Not quite. On any observer's timelile worldline, $ds^2 = -d\tau^2$.

Last edited by a moderator: Apr 23, 2017
9. Mar 21, 2008

### Kreizhn

Okay yes, I realize I wrote my above equation to be solved in a rather bad manner, but setting $ds^2 = -d\tau^2$ will give me the same result so I think that's right.

10. Mar 21, 2008

### George Jones

Staff Emeritus
Yes, if you get rid of everything to the left of the -1, the equation is right.

11. Mar 21, 2008

### Kreizhn

So we find that $V^i = \displaystyle \left( \frac{1}{\sqrt{1-\frac{2m}{r}}} , 0, 0, 0 \right)$. Now in order to find $A^i$ I must find $\frac{D V^i}{d\tau} = \frac{\partial V^i}{\partial d\tau} + \Gamma^i_{bc} V^b V^c$.

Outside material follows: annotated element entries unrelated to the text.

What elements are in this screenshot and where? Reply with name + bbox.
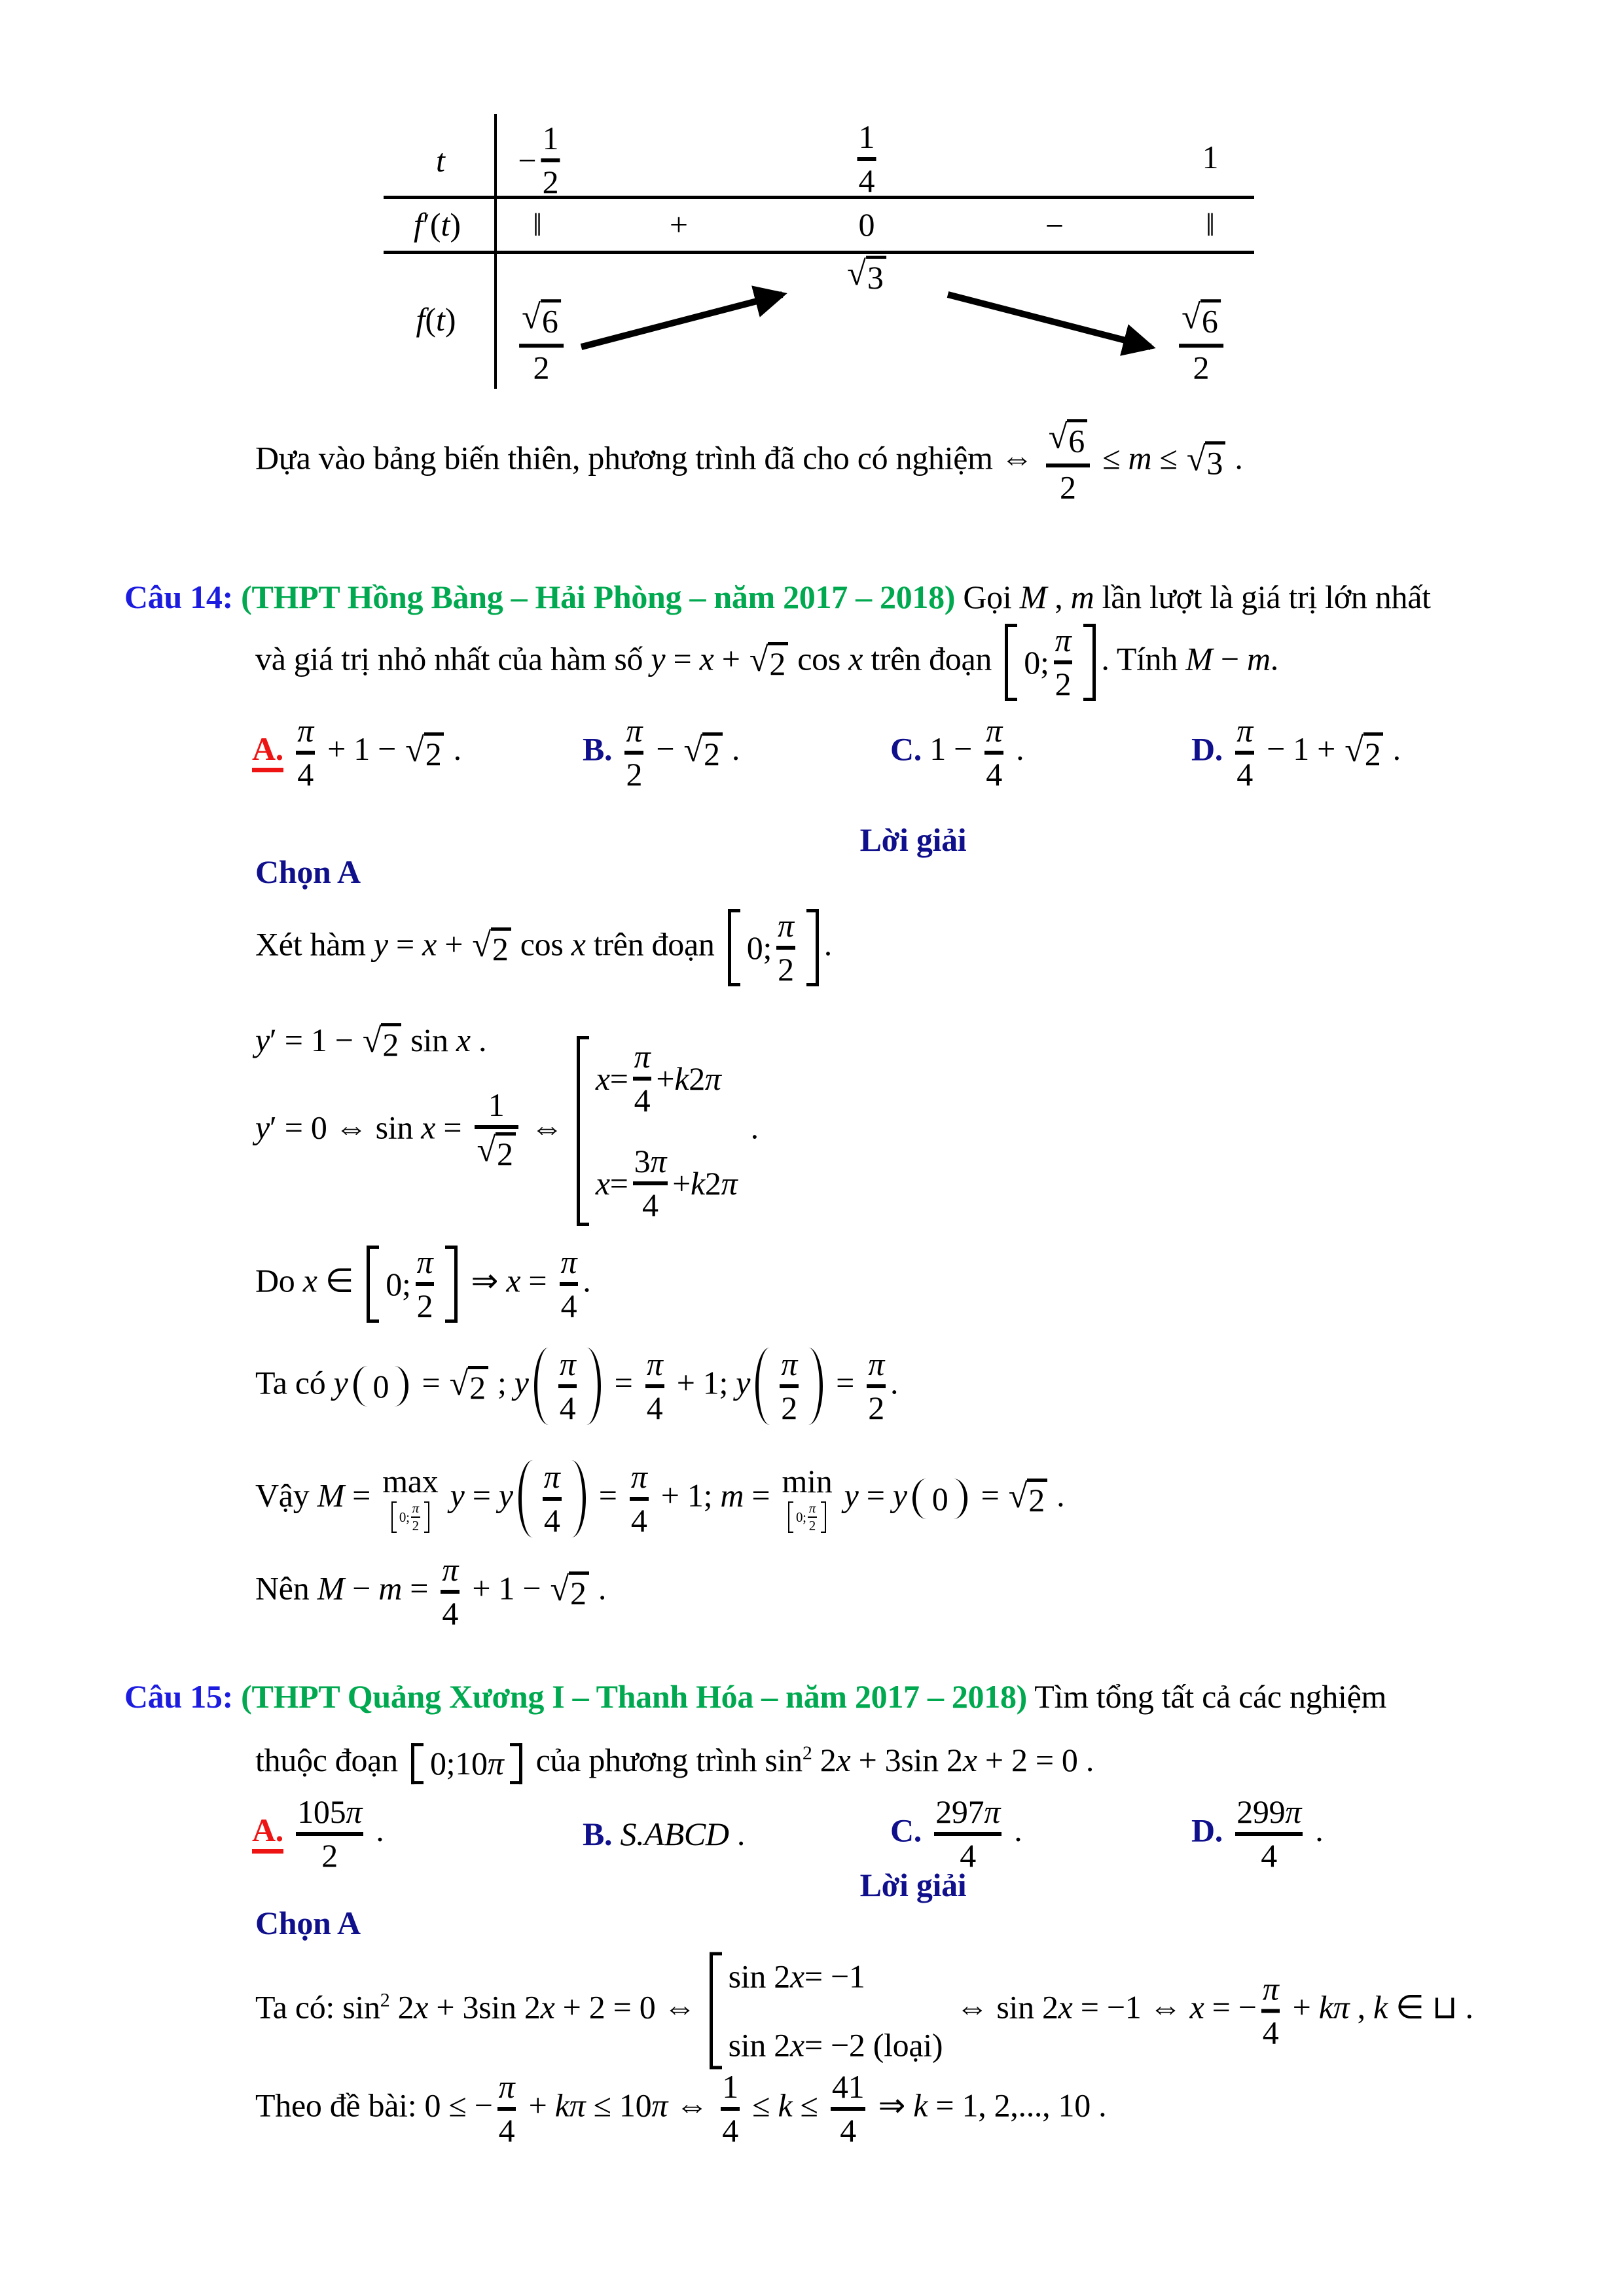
q14-choice: Chọn A (255, 853, 361, 890)
q14-step-5: Ta có y 0 = √ 2 ; y π 4 = π 4 + 1; y π 2 = π 2 . (255, 1346, 899, 1426)
q14-heading-line2: và giá trị nhỏ nhất của hàm số y = x + √ 2 cos x trên đoạn 0; π 2 . Tính M − m. (255, 622, 1278, 702)
q14-step-6: Vậy M = max 0; $\frac{\pi}{2}$ y = y π 4 = π 4 + 1; m = min 0; $\frac{\pi}{2}$ y = y 0 = √ 2 . (255, 1458, 1065, 1539)
q15-source: (THPT Quảng Xương I – Thanh Hóa – năm 2017 – 2018) (241, 1677, 1027, 1715)
q15-solution-header: Lời giải (859, 1866, 967, 1903)
q15-step-1: Ta có: $\sin^2 2x + 3\sin$ 2x + 2 = 0 ⇔ sin 2 x = −1 sin 2 x = −2 (loại) ⇔ sin 2x = −1 ⇔ x = − π 4 + kπ , k ∈ ⊔ . (255, 1952, 1473, 2070)
conclusion-line: Dựa vào bảng biến thiên, phương trình đã cho có nghiệm ⇔ √ 6 2 ≤ m ≤ √ 3 . (255, 418, 1243, 505)
q14-option-c-value: 1 − π 4 . (929, 712, 1024, 793)
table-fprime-label: f ′( t ) (413, 206, 461, 243)
q14-option-c (890, 714, 1024, 791)
q15-step-2: Theo đề bài: 0 ≤ − π 4 + kπ ≤ 10π ⇔ 1 4 ≤ k ≤ 41 4 ⇒ k = 1, 2,..., 10 . (255, 2068, 1107, 2149)
q15-option-c-letter: C. (890, 1812, 922, 1849)
q15-option-a-value: 105 π 2 . (297, 1793, 384, 1874)
q14-step-7: Nên M − m = π 4 + 1 − √ 2 . (255, 1551, 607, 1632)
table-fprime-bar-right: ‖ (1205, 206, 1216, 243)
q15-heading-text: Tìm tổng tất cả các nghiệm (1027, 1677, 1387, 1715)
q14-step-4: Do x ∈ 0; π 2 ⇒ x = π 4 . (255, 1244, 591, 1324)
q14-source: (THPT Hồng Bàng – Hải Phòng – năm 2017 – 2018) (241, 578, 956, 615)
table-fprime-zero: 0 (858, 206, 875, 243)
q15-option-c-value: 297 π 4 . (935, 1793, 1022, 1874)
q15-option-d-letter: D. (1191, 1812, 1223, 1849)
q14-solution-header: Lời giải (859, 821, 967, 858)
table-t-left: − 1 2 (518, 120, 559, 200)
table-t-right: 1 (1202, 139, 1219, 175)
q15-number: Câu 15: (124, 1677, 233, 1715)
q14-number: Câu 14: (124, 578, 233, 615)
q14-heading (124, 577, 1431, 618)
q15-heading (124, 1676, 1386, 1717)
table-fprime-bar-left: ‖ (532, 206, 543, 243)
q15-option-a-letter: A. (252, 1812, 283, 1854)
q14-step-2: y′ = 1 − √ 2 sin x . (255, 1022, 487, 1064)
table-t-mid: 1 4 (858, 118, 875, 199)
table-f-start: √ 6 2 (514, 299, 568, 384)
q14-option-d (1191, 714, 1401, 791)
q14-option-a-letter: A. (252, 730, 283, 772)
q14-option-a (252, 714, 461, 791)
q14-heading-text: Gọi M , m lần lượt là giá trị lớn nhất (955, 578, 1431, 615)
q15-option-c (890, 1795, 1022, 1873)
table-f-end: √ 6 2 (1174, 299, 1228, 384)
q15-option-b-value: S.ABCD . (620, 1815, 746, 1852)
q15-choice: Chọn A (255, 1904, 361, 1941)
q15-option-a (252, 1795, 384, 1873)
variation-table (353, 98, 1270, 452)
q14-option-a-value: π 4 + 1 − √ 2 . (297, 712, 461, 793)
table-f-label: f ( t ) (416, 301, 456, 338)
q14-step-3: y′ = 0 ⇔ sin x = 1 √ 2 ⇔ x = π 4 + k 2 π x = 3 π 4 + k 2 π . (255, 1036, 759, 1226)
q15-heading-line2: thuộc đoạn 0;10 π của phương trình $\sin^2 2x + 3\sin$ 2x + 2 = 0 . (255, 1740, 1094, 1784)
q15-option-d (1191, 1795, 1323, 1873)
table-fprime-plus: + (669, 206, 689, 243)
arrow-up (581, 295, 782, 347)
q15-option-d-value: 299 π 4 . (1236, 1793, 1324, 1874)
arrow-down (948, 295, 1151, 347)
q14-option-b-letter: B. (583, 730, 613, 768)
table-f-peak: √ 3 (846, 256, 888, 297)
q14-option-d-value: π 4 − 1 + √ 2 . (1236, 712, 1401, 793)
q14-option-b (583, 714, 740, 791)
q14-step-1: Xét hàm y = x + √ 2 cos x trên đoạn 0; π 2 . (255, 907, 832, 988)
monotonicity-arrows (353, 98, 1270, 452)
q14-option-b-value: π 2 − √ 2 . (626, 712, 740, 793)
q14-option-c-letter: C. (890, 730, 922, 768)
table-horizontal-rule-2 (384, 251, 1254, 254)
table-horizontal-rule-1 (384, 196, 1254, 199)
q14-option-d-letter: D. (1191, 730, 1223, 768)
table-t-label: t (436, 142, 445, 179)
table-fprime-minus: − (1045, 207, 1064, 244)
q15-option-b-letter: B. (583, 1815, 613, 1852)
q15-option-b (583, 1814, 745, 1855)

The only non-obvious partial is $\frac{\partial V^t}{\partial d\tau}$. So,
$$\frac{d^2 t}{d\tau^2} = \displaystyle \frac{d}{d\tau} \left( \frac{dt}{d\tau} \right)$$

But since there's no explicit dependence on $\tau$I tried using the chain rule. That is

$$\displaystyle \frac{d}{d\tau} \left( \frac{dt}{d\tau} \right) = \frac{dr}{d\tau} \frac{d}{dr} \left( \frac{dt}{d\tau} \right)$$
$$= -\left(\frac{dr}{d\tau}\right) \left(\frac{m}{r^2 \left( 1- \frac{2m}{r} \right) ^{\frac{3}{2}} }\right) = 0$$

We conclude that $\frac{\partial V^i}{\partial d\tau} =0$

Furthermore, for non-zero $\Gamma^i_{bc} V^b V^c$ we are required to use $\Gamma^i _{tt}$

Now the only way $\Gamma^i _{tt}$ is non-zero is if we have an r derivative and so we consider $\Gamma^r _{tt} =\frac{1}{2}g^{rr}(-g_{tt,r})$

But I'm not too sure what $g^{rr}$ is. Our reduced metric seems to only be 1x1 and if I increase it to 2x2 then it's singular and doesn't have an inverse since dr²=0. What do I do?

Edit: Is it really just $1-\frac{2M}{r}$ ?

Last edited: Mar 21, 2008
12. Mar 21, 2008

### Kreizhn

It makes sense that $g^{rr} = (1-\frac{2m}{r} )$ since then the four acceleration would be

$$A^i = (0, \frac{M}{r^2}, 0, 0)$$

which makes sense since we expect to exert a force to keep the observer at rest, and $\frac{M}{r^2}$ happens to correspond beautifully with the Newtonian force of gravity where G=1.

13. Mar 22, 2008

### George Jones

Staff Emeritus
Yes, this is $g^{rr}$

and these are components of the 4-acceleration with respect to the coordinate basis.

To find the actual physical acceleration of a stationary observer, the 4-acceleration should be expressed with respect to an orthonormal frame, not with respect to a coordinate basis. Since the magnitude of the 4-acceleration is independent of the basis used, it suffices to calculate $A^\mu A_\mu$ in any basis, even a coordinate basis, to find the acceleration experienced by the observer. This expression is quite interesting.